Dengan mengusung lezatnya kuliner di seluruh Nusantara Indonesia, Ubud Food Festival akan berlangsung selama tiga hari dan diisi oleh program-program seperti demo memasak, workshops dan masterclass, event spesial yang diadakan di beberapa institusi kuliner Ubud, forum kuliner, dan masih banyak lagi.

“Satu hal yang kami pelajari di Ubud Food Festival tahun lalu adalah rasa lapar akan pengetahuan kuliner itu nyata,” ujar Founder & Director UFF, Janet DeNeefe. “Antusiasme dari komunitas kuliner lokal maupun internasional yang membanjiri UFF 2015, membuat kami tanpa ragu membawa kembali UFF untuk tahun keduanya.”

Susunan program dan daftar pembicara yang akan meramaikan UFF 2016 ini baru akan dirilis pada bulan April, bersamaan dengan dimulainya penjualan tiket. Namun DeNeefe memberikan sedikit gambaran tentang tema UFF 2016.

“Program UFF tahun ini akan berpusat pada konsep ‘go local’,” DeNeefe menjelaskan. “Kami akan menampilkan produsen lokal yang selama ini bekerja sama dengan restoran-restoran terbaik di Ubud, atau memberikan tantangan bagi chef internasional dalam berkreasi dengan tempe atau kunyit. UFF 2016 adalah tentang merayakan kekayaan yang dimiliki Indonesia.”

UFF 2016 juga akan membuka jendela tradisi Indonesia dan menyelami aspek tradisi kuliner Indonesia, dari mempelajari jenis makanan seorang pendeta di Bali hingga mengunjungi ‘Tofu Grannies’ yang selama beberapa generasi telah memproduksi tahu di Ubud.

Festival ini juga akan meneruskan misinya dalam mengumpulkan juru masakjuru masak dari seluruh nusantara dalam satu pentas, mulai dari chef muda yang sedang membumbui kancah kuliner Indonesia yang terus berkembang atau ‘ibu-ibu’ penjual makanan di pasar.

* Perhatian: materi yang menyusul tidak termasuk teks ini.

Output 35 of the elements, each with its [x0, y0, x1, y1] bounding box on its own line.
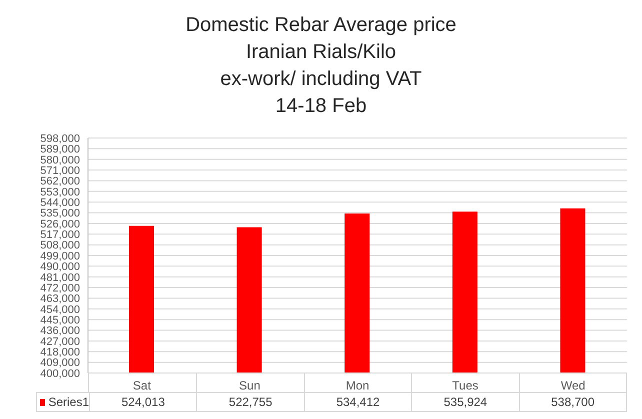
y-tick-label: 481,000	[40, 272, 80, 284]
data-label: 534,412	[304, 393, 412, 411]
data-label: 538,700	[550, 394, 596, 411]
y-tick-label: 499,000	[40, 250, 80, 262]
chart-title: Domestic Rebar Average price Iranian Rials/Kilo ex-work/ including VAT 14-18 Feb	[184, 13, 458, 119]
data-label: 522,755	[197, 393, 305, 411]
data-label: 535,924	[412, 393, 520, 411]
x-tick-label: Sun	[239, 378, 260, 393]
y-tick-label: 553,000	[40, 186, 80, 198]
y-tick-label: 580,000	[40, 154, 80, 166]
y-tick-label: 598,000	[40, 132, 80, 145]
y-tick-label: 517,000	[40, 229, 80, 242]
y-tick-label: 454,000	[40, 304, 80, 316]
x-tick-label: Mon	[346, 378, 370, 393]
y-tick-label: 445,000	[40, 314, 80, 326]
y-tick-label: 589,000	[40, 144, 80, 156]
y-tick-label: 418,000	[40, 346, 80, 359]
data-label: 524,013	[90, 393, 198, 411]
y-tick-label: 571,000	[40, 164, 80, 177]
x-tick-label: Tues	[452, 378, 478, 393]
y-tick-label: 400,000	[40, 368, 80, 380]
y-tick-label: 463,000	[40, 293, 80, 306]
x-tick-label: Sat	[132, 378, 152, 393]
y-tick-label: 409,000	[40, 357, 80, 370]
legend-label: Series1	[48, 395, 89, 409]
y-tick-label: 436,000	[40, 325, 80, 338]
y-tick-label: 544,000	[40, 196, 80, 209]
y-tick-label: 535,000	[40, 208, 80, 220]
y-tick-label: 562,000	[40, 176, 80, 188]
x-tick-label: Wed	[560, 378, 586, 393]
y-tick-label: 472,000	[40, 282, 80, 294]
y-tick-label: 490,000	[40, 261, 80, 274]
y-tick-label: 427,000	[40, 336, 80, 348]
y-tick-label: 508,000	[40, 240, 80, 252]
y-tick-label: 526,000	[40, 218, 80, 230]
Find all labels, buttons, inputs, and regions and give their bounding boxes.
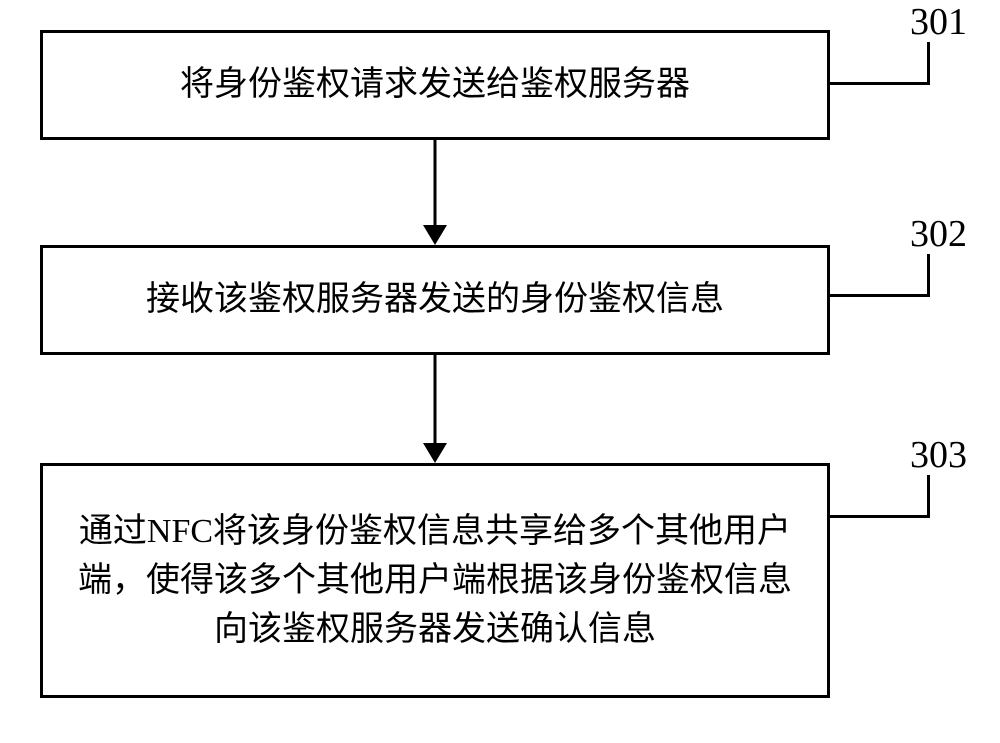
label-302: 302 bbox=[910, 212, 967, 256]
leader-303-v bbox=[927, 475, 930, 518]
leader-302-h bbox=[830, 294, 930, 297]
label-303: 303 bbox=[910, 433, 967, 477]
flow-box-303: 通过NFC将该身份鉴权信息共享给多个其他用户端，使得该多个其他用户端根据该身份鉴… bbox=[40, 463, 830, 698]
arrow-1-head bbox=[423, 225, 447, 245]
leader-301-h bbox=[830, 82, 930, 85]
arrow-2-line bbox=[434, 355, 437, 443]
flow-box-302: 接收该鉴权服务器发送的身份鉴权信息 bbox=[40, 245, 830, 355]
arrow-1-line bbox=[434, 140, 437, 225]
arrow-2-head bbox=[423, 443, 447, 463]
flow-box-301: 将身份鉴权请求发送给鉴权服务器 bbox=[40, 30, 830, 140]
flowchart-canvas: 将身份鉴权请求发送给鉴权服务器 301 接收该鉴权服务器发送的身份鉴权信息 30… bbox=[0, 0, 1000, 743]
leader-303-h bbox=[830, 515, 930, 518]
leader-302-v bbox=[927, 254, 930, 297]
label-301: 301 bbox=[910, 0, 967, 44]
flow-box-302-text: 接收该鉴权服务器发送的身份鉴权信息 bbox=[63, 275, 807, 324]
flow-box-303-text: 通过NFC将该身份鉴权信息共享给多个其他用户端，使得该多个其他用户端根据该身份鉴… bbox=[63, 507, 807, 655]
leader-301-v bbox=[927, 42, 930, 85]
flow-box-301-text: 将身份鉴权请求发送给鉴权服务器 bbox=[63, 60, 807, 109]
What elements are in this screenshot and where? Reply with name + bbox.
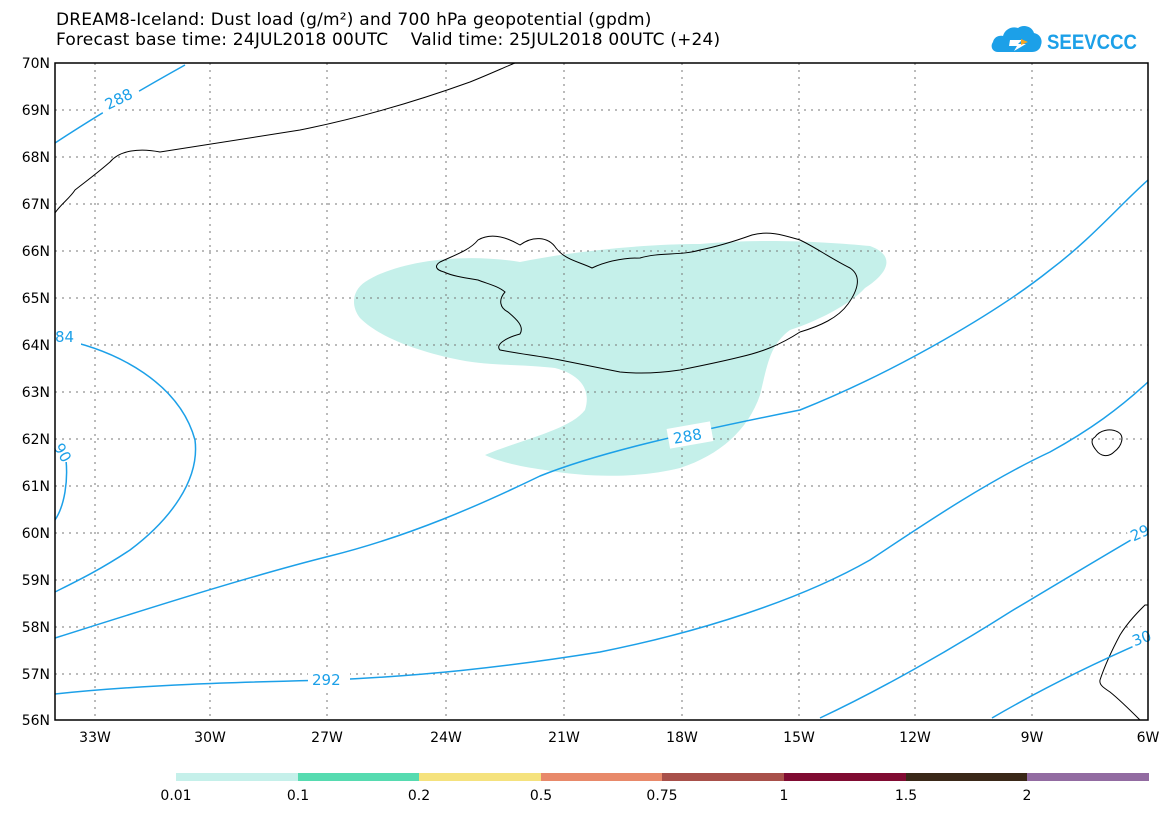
contour-labels: 288 84 90 288 292 29 30 bbox=[50, 79, 1156, 689]
lon-tick-label: 6W bbox=[1137, 730, 1160, 746]
contour-300 bbox=[991, 639, 1149, 719]
lon-tick-label: 27W bbox=[311, 730, 343, 746]
lon-tick-label: 9W bbox=[1021, 730, 1044, 746]
lat-tick-label: 62N bbox=[22, 432, 50, 448]
legend-swatch bbox=[541, 773, 662, 781]
legend-label: 0.2 bbox=[408, 788, 430, 804]
lat-tick-label: 70N bbox=[22, 56, 50, 72]
lon-axis: 33W 30W 27W 24W 21W 18W 15W 12W 9W 6W bbox=[79, 730, 1159, 746]
scotland-coastline bbox=[1099, 604, 1149, 721]
gridlines bbox=[55, 63, 1148, 720]
lon-tick-label: 33W bbox=[79, 730, 111, 746]
logo-text: SEEVCCC bbox=[1047, 31, 1137, 54]
lat-tick-label: 59N bbox=[22, 573, 50, 589]
legend-swatch bbox=[906, 773, 1027, 781]
contour-label-288-main: 288 bbox=[672, 425, 703, 448]
legend-label: 0.01 bbox=[160, 788, 191, 804]
lon-tick-label: 21W bbox=[548, 730, 580, 746]
legend-swatch bbox=[1027, 773, 1149, 781]
lat-tick-label: 60N bbox=[22, 526, 50, 542]
color-legend: 0.01 0.1 0.2 0.5 0.75 1 1.5 2 bbox=[160, 773, 1149, 804]
contour-label-284: 84 bbox=[55, 328, 74, 346]
lon-tick-label: 15W bbox=[783, 730, 815, 746]
lat-tick-label: 67N bbox=[22, 197, 50, 213]
legend-swatch bbox=[176, 773, 298, 781]
legend-label: 2 bbox=[1023, 788, 1032, 804]
lat-tick-label: 56N bbox=[22, 713, 50, 729]
legend-swatch bbox=[298, 773, 419, 781]
contour-290-west bbox=[54, 459, 68, 521]
cloud-icon bbox=[991, 25, 1042, 52]
contour-label-292: 292 bbox=[312, 671, 341, 689]
legend-swatch bbox=[662, 773, 784, 781]
lat-tick-label: 69N bbox=[22, 103, 50, 119]
lat-tick-label: 58N bbox=[22, 620, 50, 636]
lat-tick-label: 64N bbox=[22, 338, 50, 354]
faroe-coastline bbox=[1091, 429, 1123, 457]
contour-284-west bbox=[54, 337, 197, 593]
legend-label: 1.5 bbox=[895, 788, 917, 804]
contour-292 bbox=[54, 381, 1149, 695]
legend-swatch bbox=[419, 773, 541, 781]
legend-swatch bbox=[784, 773, 906, 781]
legend-label: 0.1 bbox=[287, 788, 309, 804]
legend-label: 1 bbox=[780, 788, 789, 804]
legend-label: 0.5 bbox=[530, 788, 552, 804]
contour-288-main bbox=[54, 179, 1149, 639]
iceland-coastline bbox=[436, 232, 858, 374]
lon-tick-label: 18W bbox=[666, 730, 698, 746]
map-frame bbox=[54, 62, 1149, 721]
lon-tick-label: 12W bbox=[899, 730, 931, 746]
lat-tick-label: 66N bbox=[22, 244, 50, 260]
lat-tick-label: 68N bbox=[22, 150, 50, 166]
lon-tick-label: 24W bbox=[430, 730, 462, 746]
map-subtitle: Forecast base time: 24JUL2018 00UTC Vali… bbox=[56, 30, 721, 50]
lon-tick-label: 30W bbox=[194, 730, 226, 746]
greenland-coastline bbox=[54, 62, 516, 214]
lat-axis: 70N 69N 68N 67N 66N 65N 64N 63N 62N 61N … bbox=[22, 56, 50, 729]
lat-tick-label: 65N bbox=[22, 291, 50, 307]
legend-label: 0.75 bbox=[646, 788, 677, 804]
geopotential-contours bbox=[54, 64, 1149, 719]
contour-296 bbox=[819, 529, 1149, 719]
seevccc-logo: SEEVCCC bbox=[991, 25, 1137, 54]
map-title: DREAM8-Iceland: Dust load (g/m²) and 700… bbox=[56, 10, 652, 30]
lat-tick-label: 57N bbox=[22, 667, 50, 683]
lat-tick-label: 61N bbox=[22, 479, 50, 495]
dust-load-area bbox=[353, 240, 887, 476]
lat-tick-label: 63N bbox=[22, 385, 50, 401]
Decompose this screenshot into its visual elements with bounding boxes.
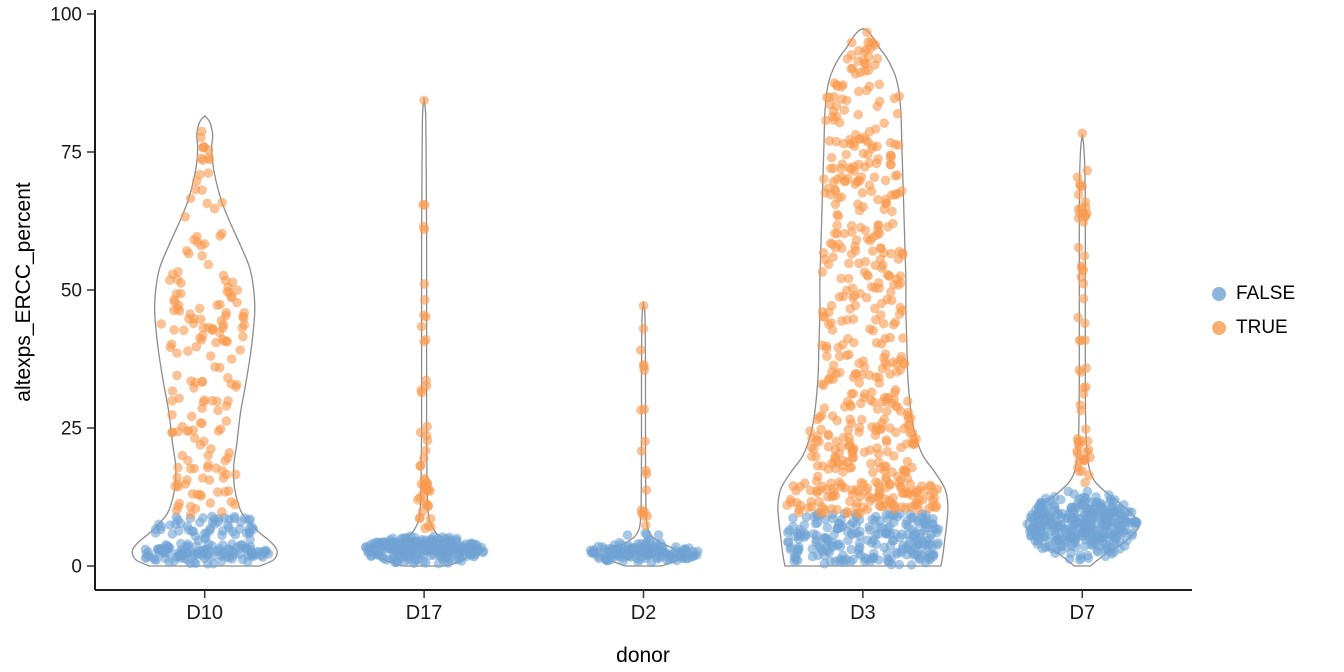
points-D17-TRUE	[418, 199, 430, 235]
legend-dot-false	[1212, 287, 1226, 301]
x-tick-label-D10: D10	[186, 602, 223, 624]
legend-label-true: TRUE	[1236, 317, 1288, 338]
points-D3-TRUE	[819, 78, 907, 239]
points-D7-TRUE	[1073, 293, 1092, 416]
legend: FALSE TRUE	[1212, 283, 1295, 339]
points-D3-TRUE	[805, 396, 921, 489]
points-D10-TRUE	[195, 126, 215, 180]
points-D7-TRUE	[1077, 128, 1088, 139]
y-tick-label: 25	[61, 419, 82, 440]
legend-label-false: FALSE	[1236, 283, 1296, 304]
points-D3-TRUE	[817, 230, 910, 406]
points-D10-TRUE	[156, 259, 250, 373]
points-D10-TRUE	[167, 370, 242, 461]
y-tick-label: 75	[61, 143, 82, 164]
points-D7-TRUE	[1073, 217, 1090, 289]
x-tick-label-D3: D3	[850, 602, 876, 624]
legend-dot-true	[1212, 321, 1226, 335]
violin-outlines	[131, 28, 1140, 567]
data-points	[140, 27, 1142, 570]
points-D10-TRUE	[180, 176, 227, 261]
points-D17-TRUE	[412, 473, 436, 534]
points-D7-FALSE	[1022, 486, 1142, 565]
legend-item-false: FALSE	[1212, 283, 1295, 305]
points-D17-TRUE	[419, 95, 429, 106]
points-D2-TRUE	[638, 324, 649, 334]
x-tick-label-D17: D17	[406, 602, 443, 624]
y-axis-title: altexps_ERCC_percent	[12, 182, 35, 402]
points-D2-FALSE	[622, 528, 664, 546]
points-D3-FALSE	[783, 508, 944, 570]
points-D2-TRUE	[635, 345, 650, 456]
points-D7-TRUE	[1072, 424, 1095, 488]
axes: 0 25 50 75 100 D10 D17 D2 D3 D7	[50, 5, 1192, 624]
points-D17-TRUE	[416, 279, 431, 347]
points-D2-TRUE	[638, 301, 649, 311]
points-D7-TRUE	[1072, 165, 1092, 223]
legend-item-true: TRUE	[1212, 317, 1295, 339]
y-tick-label: 0	[71, 557, 82, 578]
y-tick-label: 100	[50, 5, 82, 26]
x-tick-label-D2: D2	[631, 602, 657, 624]
x-tick-label-D7: D7	[1070, 602, 1096, 624]
points-D2-TRUE	[636, 465, 653, 531]
points-D10-FALSE	[150, 511, 259, 546]
points-D10-TRUE	[170, 453, 241, 520]
points-D3-TRUE	[842, 27, 883, 79]
points-D10-FALSE	[140, 538, 274, 569]
y-tick-label: 50	[61, 281, 82, 302]
points-D17-TRUE	[415, 375, 433, 472]
points-D2-FALSE	[585, 537, 703, 568]
x-axis-title: donor	[616, 644, 670, 667]
points-D17-FALSE	[361, 531, 489, 569]
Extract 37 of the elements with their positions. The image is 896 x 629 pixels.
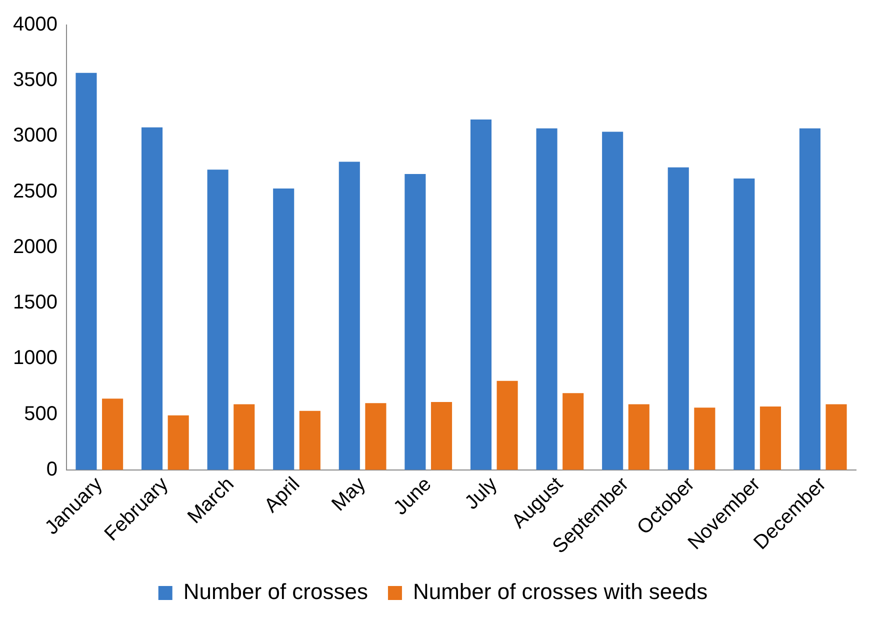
bar (694, 408, 716, 470)
bar (168, 415, 189, 470)
bar (299, 410, 320, 470)
bar (207, 170, 228, 470)
legend-label: Number of crosses (183, 579, 368, 604)
bar (338, 162, 360, 470)
bar (234, 404, 255, 470)
bar (102, 398, 124, 470)
bar (799, 128, 820, 470)
bar (496, 380, 518, 470)
bar (273, 188, 294, 470)
bar (628, 404, 650, 470)
bar (734, 178, 755, 470)
y-tick-label: 500 (24, 402, 58, 425)
x-tick-label: July (460, 473, 502, 514)
bar (365, 403, 386, 470)
bar (430, 402, 452, 470)
x-tick-label: May (328, 473, 370, 516)
y-tick-label: 3500 (12, 69, 58, 92)
y-tick-label: 1500 (12, 292, 58, 314)
bar (760, 406, 781, 470)
bar (141, 127, 163, 470)
bar (602, 132, 624, 470)
y-tick-label: 1000 (12, 347, 58, 370)
y-tick-label: 2500 (12, 180, 58, 202)
bar (668, 167, 689, 470)
bar (826, 404, 847, 470)
y-tick-label: 3000 (12, 124, 58, 147)
bar (76, 72, 97, 470)
y-tick-label: 4000 (12, 14, 58, 36)
bar (536, 128, 558, 470)
bar (470, 120, 492, 470)
bar (562, 393, 584, 470)
y-tick-label: 0 (46, 458, 58, 480)
legend-label: Number of crosses with seeds (412, 579, 708, 604)
y-tick-label: 2000 (12, 236, 58, 258)
bar (404, 174, 426, 470)
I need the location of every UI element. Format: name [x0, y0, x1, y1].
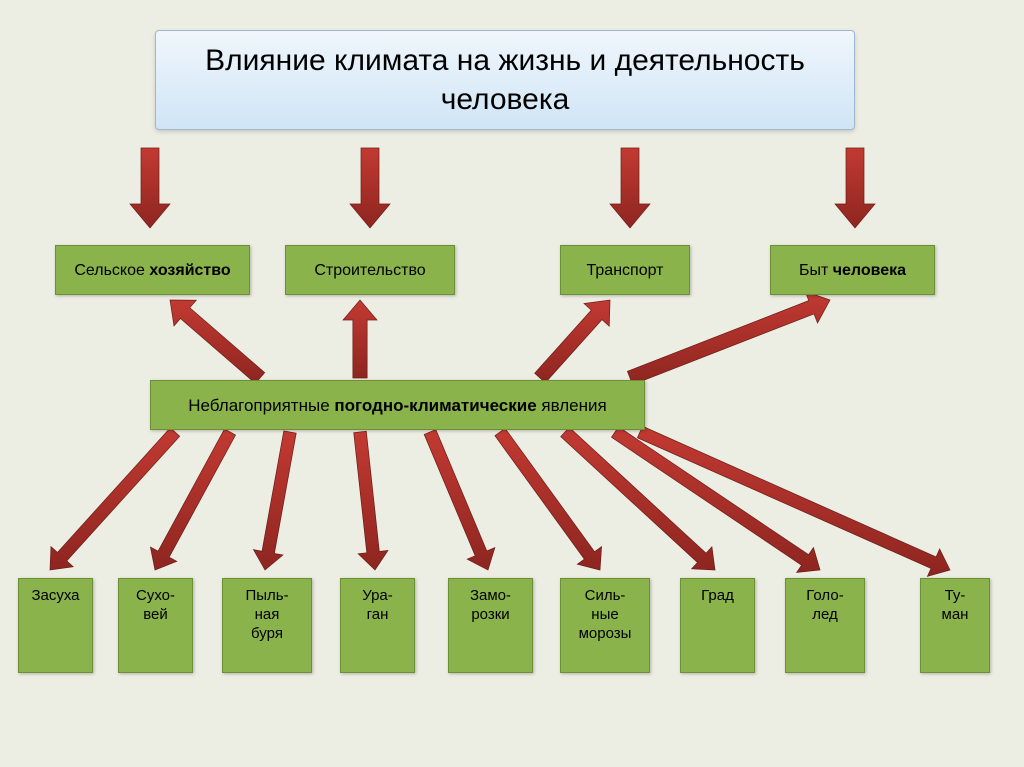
phenomenon-box: Замо- розки: [448, 578, 533, 673]
phenomenon-box: Ура- ган: [340, 578, 415, 673]
phenomenon-box: Силь- ные морозы: [560, 578, 650, 673]
phenomenon-box: Сухо- вей: [118, 578, 193, 673]
phenomenon-label: Силь- ные морозы: [579, 587, 632, 643]
category-box: Сельское хозяйство: [55, 245, 250, 295]
category-label: Быт человека: [799, 261, 906, 281]
phenomenon-label: Сухо- вей: [136, 587, 175, 625]
phenomenon-box: Засуха: [18, 578, 93, 673]
category-box: Быт человека: [770, 245, 935, 295]
category-box: Транспорт: [560, 245, 690, 295]
phenomenon-label: Замо- розки: [470, 587, 511, 625]
category-box: Строительство: [285, 245, 455, 295]
phenomenon-box: Голо- лед: [785, 578, 865, 673]
category-label: Транспорт: [587, 261, 664, 281]
phenomenon-box: Пыль- ная буря: [222, 578, 312, 673]
phenomenon-box: Град: [680, 578, 755, 673]
phenomenon-box: Ту- ман: [920, 578, 990, 673]
adverse-phenomena-box: Неблагоприятные погодно-климатические яв…: [150, 380, 645, 430]
phenomenon-label: Ура- ган: [362, 587, 393, 625]
phenomenon-label: Град: [701, 587, 734, 606]
adverse-phenomena-label: Неблагоприятные погодно-климатические яв…: [188, 395, 606, 416]
category-label: Сельское хозяйство: [74, 261, 230, 281]
phenomenon-label: Ту- ман: [942, 587, 969, 625]
category-label: Строительство: [314, 261, 425, 281]
phenomenon-label: Пыль- ная буря: [245, 587, 288, 643]
phenomenon-label: Голо- лед: [806, 587, 843, 625]
phenomenon-label: Засуха: [31, 587, 79, 606]
page-title: Влияние климата на жизнь и деятельность …: [155, 30, 855, 130]
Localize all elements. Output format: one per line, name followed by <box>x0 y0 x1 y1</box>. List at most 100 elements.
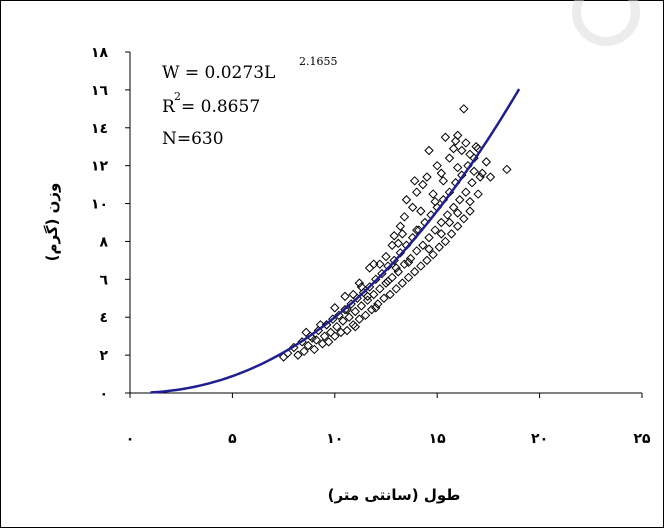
x-tick-label: ۲۵ <box>633 431 651 447</box>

Melihat suksesnya acara Rendang Cook-Off antara Indonesia dan Malaysia di UFF tahun lalu, tahun ini pun acara sejenis akan kembali hadir, mempertemukan dua chef yang akan bertarung dalam menyajikan kreasi masakan terbaik mereka.

“Makanan Indonesia sangatlah beragam; bahkan jenis makanan yang paling dikenal seperti nasi goreng memiliki keunikan tersendiri di setiap daerah di Indonesia. Kami juga sekarang melihat modernisasi kuliner Indonesia sejak mulai dikenal di luar negeri dan banyak bermunculannya variasi makanan Indonesia dengan sentuhan internasional,” ujar DeNeefe.

“UFF memiliki tujuan untuk memperkaya pengertian tentang perjalanan kuliner Indonesia, mengeksplorasi sosial, budaya, dan sejarah yang menjadi latar belakang dari makna kuliner itu sendiri. Bagaimana kami memodernkan kuliner Indonesia sekaligus tetap menjaga akar budayanya? Itulah tema sesungguhnya dari UFF tahun ini.”